If there’s one thing that struck me when visiting Bright Star Studios, it’s how open and honest they were with their product. I’ve been on plenty of studio visits before, and they usually consist of seeing a very curated section of the office, occasionally followed by a meeting room.
In Copenhagen, we were welcomed onto the full studio floor, encouraged to look over the shoulders of those working on Ember Sword and ask away any questions we liked.

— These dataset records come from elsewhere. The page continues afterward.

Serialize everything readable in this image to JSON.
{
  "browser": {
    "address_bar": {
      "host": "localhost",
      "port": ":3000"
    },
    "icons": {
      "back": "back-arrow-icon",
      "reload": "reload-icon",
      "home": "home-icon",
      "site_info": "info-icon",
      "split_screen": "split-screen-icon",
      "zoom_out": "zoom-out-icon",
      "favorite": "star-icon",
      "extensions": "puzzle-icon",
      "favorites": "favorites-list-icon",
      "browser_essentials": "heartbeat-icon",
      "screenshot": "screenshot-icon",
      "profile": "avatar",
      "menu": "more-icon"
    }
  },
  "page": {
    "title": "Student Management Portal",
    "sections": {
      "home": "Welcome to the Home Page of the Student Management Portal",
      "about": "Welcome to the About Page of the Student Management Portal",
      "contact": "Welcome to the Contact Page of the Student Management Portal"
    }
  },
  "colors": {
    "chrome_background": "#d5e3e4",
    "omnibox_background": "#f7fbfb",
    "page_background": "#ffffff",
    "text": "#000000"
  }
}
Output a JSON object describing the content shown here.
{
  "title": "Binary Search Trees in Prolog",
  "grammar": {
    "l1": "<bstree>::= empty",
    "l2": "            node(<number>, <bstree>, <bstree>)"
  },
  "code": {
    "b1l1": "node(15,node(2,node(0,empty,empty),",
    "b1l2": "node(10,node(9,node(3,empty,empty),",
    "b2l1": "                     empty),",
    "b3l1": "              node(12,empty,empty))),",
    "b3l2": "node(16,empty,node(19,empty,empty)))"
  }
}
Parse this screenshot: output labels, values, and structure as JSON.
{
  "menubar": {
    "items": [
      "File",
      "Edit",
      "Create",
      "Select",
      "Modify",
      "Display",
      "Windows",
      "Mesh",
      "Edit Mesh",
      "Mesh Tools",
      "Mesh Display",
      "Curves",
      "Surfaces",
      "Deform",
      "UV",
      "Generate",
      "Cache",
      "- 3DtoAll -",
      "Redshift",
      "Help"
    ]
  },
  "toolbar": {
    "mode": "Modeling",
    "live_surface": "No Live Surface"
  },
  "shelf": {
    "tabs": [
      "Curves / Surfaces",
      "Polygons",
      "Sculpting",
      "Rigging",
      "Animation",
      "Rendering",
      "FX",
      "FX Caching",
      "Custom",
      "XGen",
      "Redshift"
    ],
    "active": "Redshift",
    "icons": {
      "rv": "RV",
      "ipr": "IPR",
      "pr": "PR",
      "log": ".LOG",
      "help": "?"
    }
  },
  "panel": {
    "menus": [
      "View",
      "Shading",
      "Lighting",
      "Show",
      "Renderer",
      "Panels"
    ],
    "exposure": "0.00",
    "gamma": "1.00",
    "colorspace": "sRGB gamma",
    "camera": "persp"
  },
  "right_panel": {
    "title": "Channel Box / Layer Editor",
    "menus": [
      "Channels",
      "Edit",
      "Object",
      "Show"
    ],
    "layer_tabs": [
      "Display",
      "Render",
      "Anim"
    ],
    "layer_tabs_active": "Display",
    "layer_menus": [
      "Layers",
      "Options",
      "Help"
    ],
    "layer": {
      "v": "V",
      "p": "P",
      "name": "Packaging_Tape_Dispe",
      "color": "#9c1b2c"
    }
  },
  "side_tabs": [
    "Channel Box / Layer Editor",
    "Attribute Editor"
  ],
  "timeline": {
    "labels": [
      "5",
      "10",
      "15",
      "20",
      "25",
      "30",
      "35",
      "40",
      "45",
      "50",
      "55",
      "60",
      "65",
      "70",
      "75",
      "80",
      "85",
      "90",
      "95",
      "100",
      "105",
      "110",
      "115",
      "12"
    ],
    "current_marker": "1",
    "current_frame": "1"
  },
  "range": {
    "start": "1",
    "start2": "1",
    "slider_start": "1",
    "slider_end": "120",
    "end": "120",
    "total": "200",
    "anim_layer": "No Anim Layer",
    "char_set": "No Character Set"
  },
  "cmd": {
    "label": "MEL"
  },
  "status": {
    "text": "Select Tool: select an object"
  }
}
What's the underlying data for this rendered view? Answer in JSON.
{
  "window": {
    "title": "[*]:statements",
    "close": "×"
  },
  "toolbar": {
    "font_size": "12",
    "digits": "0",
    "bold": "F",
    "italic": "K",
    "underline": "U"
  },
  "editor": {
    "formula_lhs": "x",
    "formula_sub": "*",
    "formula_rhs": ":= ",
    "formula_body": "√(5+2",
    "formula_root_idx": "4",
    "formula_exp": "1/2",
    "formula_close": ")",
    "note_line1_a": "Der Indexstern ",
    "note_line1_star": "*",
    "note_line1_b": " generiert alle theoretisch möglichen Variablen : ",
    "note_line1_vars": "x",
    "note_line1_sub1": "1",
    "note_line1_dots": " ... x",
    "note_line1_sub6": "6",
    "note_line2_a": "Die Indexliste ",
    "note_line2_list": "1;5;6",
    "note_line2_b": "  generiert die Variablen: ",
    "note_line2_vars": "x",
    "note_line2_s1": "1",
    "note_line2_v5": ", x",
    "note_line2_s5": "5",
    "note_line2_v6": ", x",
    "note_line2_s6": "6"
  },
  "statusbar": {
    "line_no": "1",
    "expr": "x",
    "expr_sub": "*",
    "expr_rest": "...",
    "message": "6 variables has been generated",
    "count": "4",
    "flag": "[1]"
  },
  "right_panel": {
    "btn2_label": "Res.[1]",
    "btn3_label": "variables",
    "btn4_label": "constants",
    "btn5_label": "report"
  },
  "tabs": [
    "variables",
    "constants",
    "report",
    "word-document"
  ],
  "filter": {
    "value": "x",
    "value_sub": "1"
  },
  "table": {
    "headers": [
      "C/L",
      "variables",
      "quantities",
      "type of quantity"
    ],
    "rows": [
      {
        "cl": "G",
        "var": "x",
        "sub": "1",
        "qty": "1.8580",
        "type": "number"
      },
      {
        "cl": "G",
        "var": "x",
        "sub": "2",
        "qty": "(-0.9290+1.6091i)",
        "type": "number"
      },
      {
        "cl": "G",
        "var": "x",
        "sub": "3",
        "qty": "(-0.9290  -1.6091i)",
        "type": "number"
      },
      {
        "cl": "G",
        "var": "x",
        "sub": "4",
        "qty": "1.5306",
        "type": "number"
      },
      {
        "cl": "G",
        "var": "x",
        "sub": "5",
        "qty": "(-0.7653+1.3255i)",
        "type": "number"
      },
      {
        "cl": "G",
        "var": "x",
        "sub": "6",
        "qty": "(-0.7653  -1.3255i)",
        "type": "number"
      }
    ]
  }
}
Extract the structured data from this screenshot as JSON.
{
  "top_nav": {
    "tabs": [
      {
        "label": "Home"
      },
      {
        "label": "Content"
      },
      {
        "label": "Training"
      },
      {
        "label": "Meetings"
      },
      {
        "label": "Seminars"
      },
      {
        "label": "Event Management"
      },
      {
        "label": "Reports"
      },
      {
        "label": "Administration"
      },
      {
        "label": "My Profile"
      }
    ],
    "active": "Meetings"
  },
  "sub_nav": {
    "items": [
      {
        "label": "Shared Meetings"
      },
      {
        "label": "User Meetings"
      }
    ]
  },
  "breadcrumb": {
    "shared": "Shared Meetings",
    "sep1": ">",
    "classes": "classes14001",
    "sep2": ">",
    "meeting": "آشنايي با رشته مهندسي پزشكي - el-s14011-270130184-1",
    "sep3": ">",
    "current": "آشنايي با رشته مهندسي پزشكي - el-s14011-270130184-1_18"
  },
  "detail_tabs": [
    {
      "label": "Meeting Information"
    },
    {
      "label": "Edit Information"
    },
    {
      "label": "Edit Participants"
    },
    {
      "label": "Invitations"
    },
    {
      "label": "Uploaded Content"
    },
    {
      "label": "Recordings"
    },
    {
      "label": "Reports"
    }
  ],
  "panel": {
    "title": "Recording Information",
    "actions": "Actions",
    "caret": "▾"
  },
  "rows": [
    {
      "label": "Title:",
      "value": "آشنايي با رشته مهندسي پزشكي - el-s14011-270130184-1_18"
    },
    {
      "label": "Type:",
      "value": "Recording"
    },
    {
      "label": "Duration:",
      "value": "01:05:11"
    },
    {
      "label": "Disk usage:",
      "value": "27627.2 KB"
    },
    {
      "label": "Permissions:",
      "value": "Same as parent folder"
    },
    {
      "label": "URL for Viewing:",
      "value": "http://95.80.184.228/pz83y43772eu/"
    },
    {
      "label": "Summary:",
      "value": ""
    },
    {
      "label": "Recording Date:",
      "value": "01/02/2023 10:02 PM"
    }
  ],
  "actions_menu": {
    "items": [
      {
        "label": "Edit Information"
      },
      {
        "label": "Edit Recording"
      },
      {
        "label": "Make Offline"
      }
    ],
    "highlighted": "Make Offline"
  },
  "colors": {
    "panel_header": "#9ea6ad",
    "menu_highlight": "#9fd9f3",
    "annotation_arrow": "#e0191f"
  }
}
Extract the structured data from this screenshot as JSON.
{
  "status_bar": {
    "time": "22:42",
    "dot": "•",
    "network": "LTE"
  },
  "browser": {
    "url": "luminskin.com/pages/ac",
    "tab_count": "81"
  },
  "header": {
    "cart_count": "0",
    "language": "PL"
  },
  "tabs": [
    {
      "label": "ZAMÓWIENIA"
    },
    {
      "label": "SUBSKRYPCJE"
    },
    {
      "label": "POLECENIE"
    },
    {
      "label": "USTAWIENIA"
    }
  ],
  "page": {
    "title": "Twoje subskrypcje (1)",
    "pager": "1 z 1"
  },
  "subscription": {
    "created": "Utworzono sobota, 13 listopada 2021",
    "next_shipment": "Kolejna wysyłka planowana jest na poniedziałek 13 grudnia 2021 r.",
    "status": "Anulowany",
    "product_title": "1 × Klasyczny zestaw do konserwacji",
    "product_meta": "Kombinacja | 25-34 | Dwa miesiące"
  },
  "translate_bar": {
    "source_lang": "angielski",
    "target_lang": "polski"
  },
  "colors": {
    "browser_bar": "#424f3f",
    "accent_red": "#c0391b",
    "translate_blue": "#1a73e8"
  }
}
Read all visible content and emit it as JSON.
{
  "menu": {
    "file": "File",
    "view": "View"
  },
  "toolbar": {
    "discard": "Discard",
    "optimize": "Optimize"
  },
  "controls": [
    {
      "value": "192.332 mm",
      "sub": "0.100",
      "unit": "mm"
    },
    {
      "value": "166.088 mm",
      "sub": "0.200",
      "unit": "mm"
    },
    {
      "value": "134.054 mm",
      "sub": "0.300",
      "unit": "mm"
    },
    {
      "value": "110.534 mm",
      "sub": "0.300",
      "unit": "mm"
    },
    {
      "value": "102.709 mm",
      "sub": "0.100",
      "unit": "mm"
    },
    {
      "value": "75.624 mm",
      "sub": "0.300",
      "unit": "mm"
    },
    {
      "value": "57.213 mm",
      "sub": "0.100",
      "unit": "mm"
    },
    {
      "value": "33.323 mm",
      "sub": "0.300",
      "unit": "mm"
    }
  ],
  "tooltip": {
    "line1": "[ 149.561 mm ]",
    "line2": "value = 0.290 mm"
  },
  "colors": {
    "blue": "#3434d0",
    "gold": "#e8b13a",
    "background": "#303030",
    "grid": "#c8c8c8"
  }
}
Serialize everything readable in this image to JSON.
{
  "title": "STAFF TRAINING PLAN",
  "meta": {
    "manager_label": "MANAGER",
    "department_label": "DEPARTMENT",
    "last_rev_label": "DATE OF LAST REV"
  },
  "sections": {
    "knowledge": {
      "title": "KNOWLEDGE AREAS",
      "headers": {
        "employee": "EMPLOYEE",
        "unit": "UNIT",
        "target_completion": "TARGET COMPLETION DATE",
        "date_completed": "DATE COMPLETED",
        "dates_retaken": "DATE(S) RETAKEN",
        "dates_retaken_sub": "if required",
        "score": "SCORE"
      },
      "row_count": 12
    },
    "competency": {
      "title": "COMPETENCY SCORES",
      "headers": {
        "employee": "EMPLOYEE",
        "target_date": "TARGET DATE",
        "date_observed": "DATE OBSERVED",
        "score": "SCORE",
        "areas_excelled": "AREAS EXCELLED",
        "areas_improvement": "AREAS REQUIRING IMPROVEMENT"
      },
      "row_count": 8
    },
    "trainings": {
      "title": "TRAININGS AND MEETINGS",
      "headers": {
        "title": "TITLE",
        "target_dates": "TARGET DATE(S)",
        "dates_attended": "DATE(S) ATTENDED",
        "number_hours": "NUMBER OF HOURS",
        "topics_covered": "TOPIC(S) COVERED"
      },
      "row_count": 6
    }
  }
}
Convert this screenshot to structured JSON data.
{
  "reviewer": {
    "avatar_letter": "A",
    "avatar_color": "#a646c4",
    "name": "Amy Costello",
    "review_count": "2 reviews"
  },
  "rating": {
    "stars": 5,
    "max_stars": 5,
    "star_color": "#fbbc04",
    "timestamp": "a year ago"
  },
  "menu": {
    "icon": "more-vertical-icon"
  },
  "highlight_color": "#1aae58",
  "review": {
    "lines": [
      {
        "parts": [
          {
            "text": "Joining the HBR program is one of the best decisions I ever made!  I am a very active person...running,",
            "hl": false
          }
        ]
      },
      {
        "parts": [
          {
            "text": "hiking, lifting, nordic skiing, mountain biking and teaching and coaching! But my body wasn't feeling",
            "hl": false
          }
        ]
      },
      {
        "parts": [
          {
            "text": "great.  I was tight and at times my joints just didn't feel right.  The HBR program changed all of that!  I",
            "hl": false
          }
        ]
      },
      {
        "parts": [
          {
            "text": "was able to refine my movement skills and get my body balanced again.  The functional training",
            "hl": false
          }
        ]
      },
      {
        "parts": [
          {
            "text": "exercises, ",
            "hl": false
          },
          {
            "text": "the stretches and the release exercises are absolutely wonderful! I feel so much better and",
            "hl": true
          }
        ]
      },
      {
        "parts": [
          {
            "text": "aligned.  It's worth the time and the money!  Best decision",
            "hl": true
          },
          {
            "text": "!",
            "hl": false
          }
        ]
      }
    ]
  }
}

It’s the sort of open-hearted honesty that the team is going to need to convince the mass market that a game with NFTs is worth engaging with, and so far, it seems to be doing just that.
Laursen reckons that it’s “only a matter of time” before the big hitters like Microsoft and Sony start to lean into this technology, too. “I do know that a lot of [big publishers] are experimenting with these things behind the scenes, and they’re not too keen on communicating on it yet because there’s a lot of bad actors out there,” he says. “And we do know that a majority of big publishers are already looking into it - we’ve talked to a lot of them.”
What’s exciting for the team is that, despite the scepticism around NFTs and the full launch roadmap still several years away, Bright Star has already amassed a colossal community that’s excited about its game. The official Discord server is incredibly active, with over 67,000 members already. Weekly community streams keep these fans engaged, and the walls of the studio are adorned with copious amounts of fan art that have been sent in.
NFTs or not, gamers are excited for what’s next with Ember Sword - and it could very well be a glimpse of what gaming looks like ten years down the road.